New Critique Of Teacher Ed

Discussion in 'General Distance Learning Discussions' started by jimnagrom, Sep 19, 2006.

Loading...
  1. jimnagrom

    jimnagrom New Member

  2. Ted Heiks

    Ted Heiks Moderator and Distinguished Senior Member

    This is a classic example of market forces at work: so long as teaching remains one of the lowest-paid professions, it will continue to attract the least prepared students, while the best and the brightest students go for better remunerating majors and careers.
     
  3. thomaskolter

    thomaskolter New Member

    Come on now I can understand Special Education Teachers, High School Teachers and maybe Middle School levels of education needing a bachelors degree. But face it under that its just not important and if your dealing with Kindergarden its able to be done by an associates degree holder.

    If you want more teachers I say lower the standards according to what is NEEDED to teach at each level for youngest children an associates degree perhaps from grades K-4, an enhanced associates or bachelors for children in grades 5-8 and then require a bachelors degree or higher. Save Special Education which is specialized and does require special skills most of time teaching small children can be done by anyone remotely motivated. But come on now kids will either learn or not I figure if a child is to be educated that is the parents obligation to see to and they can be assisted by schools in that.

    After all if schools are so good how come well-educated HOME SCHOOLED children often outperform them and foreign nations that spend LESS than we do have better educated children than those in the United States?

    Money will not fix this its parental involvement, children wanting to learn and schools sticking to the basics right now it seems they are involved in things outside their duty to teach.
     
  4. Jigamafloo

    Jigamafloo New Member

    Not a bad postulation, but please back up your theory with statistics. "Well educated" home schooled students as a qualifier doesn't compare relatively to ALL public school students. "Well educated" public school students perform pretty well too. I'd be curious to see how ALL home schooled students (including those kept out due to primarily religious/idealogical reasons) stacked up in this case.

    Parental involvement is important across the board, regardless of mode of education. How is improving quality of educator's pay and training a bad thing either way?

    Dave
     
  5. thomaskolter

    thomaskolter New Member

    I never said ALL Home Schooling is equal if parents are devoted to teaching their children, make sure they do comparable lengths of time studying and they take the opportunities for involvement outside the home they do perform better. Then you have those that don't and there are quite a few of those I'm afraid. I should have selected my language better to make that clear. But there have been numerous findings

    In the 1997 Galloway/Sutton study in five areas studied these academic, cognative, spiritual, affective-social and psychomotor and compaaring 60 home-schooled students and 120 from religious or public schools showed they scored higher on every area except psychomotor aptitude tracking them through college. And that includes home schooled persons from a secular background and there are a fair number of those.

    Its also been demonstrated in a 1996 Act score evaluation home schooled children on the average scored 2 points higher than those of other groups. This has been demonstrated in other similar studies of College Entrance Examinations.

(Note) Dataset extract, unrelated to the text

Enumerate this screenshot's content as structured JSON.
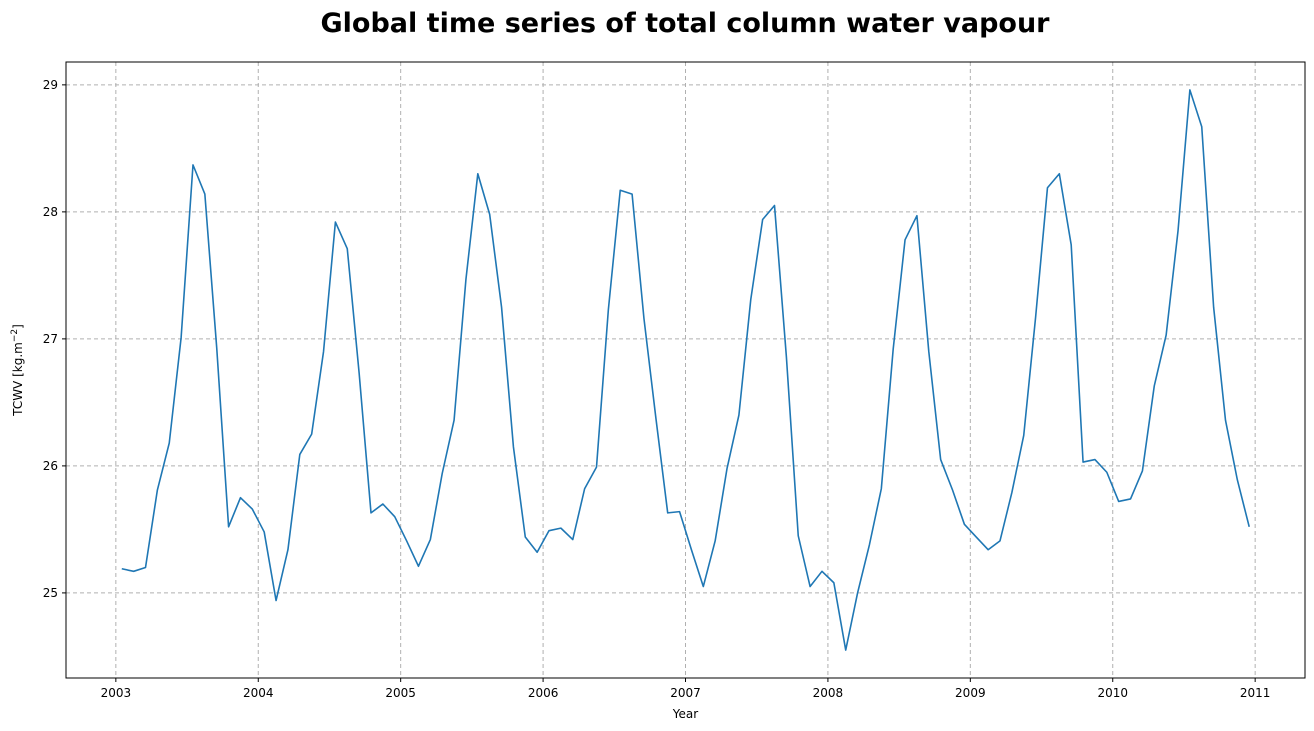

    But I must add my premise it is necessary to educatate teachers based on the level of content and age groups to be taught. I see no reason for a bachelors degree to teach young children unless they are Special Education students. In most cases an Associates or an Associates plus Certificate would suffice in my opinion. This would increase the number of teachers and let those holding bachelors degrees or higher to be moved to teaching older children.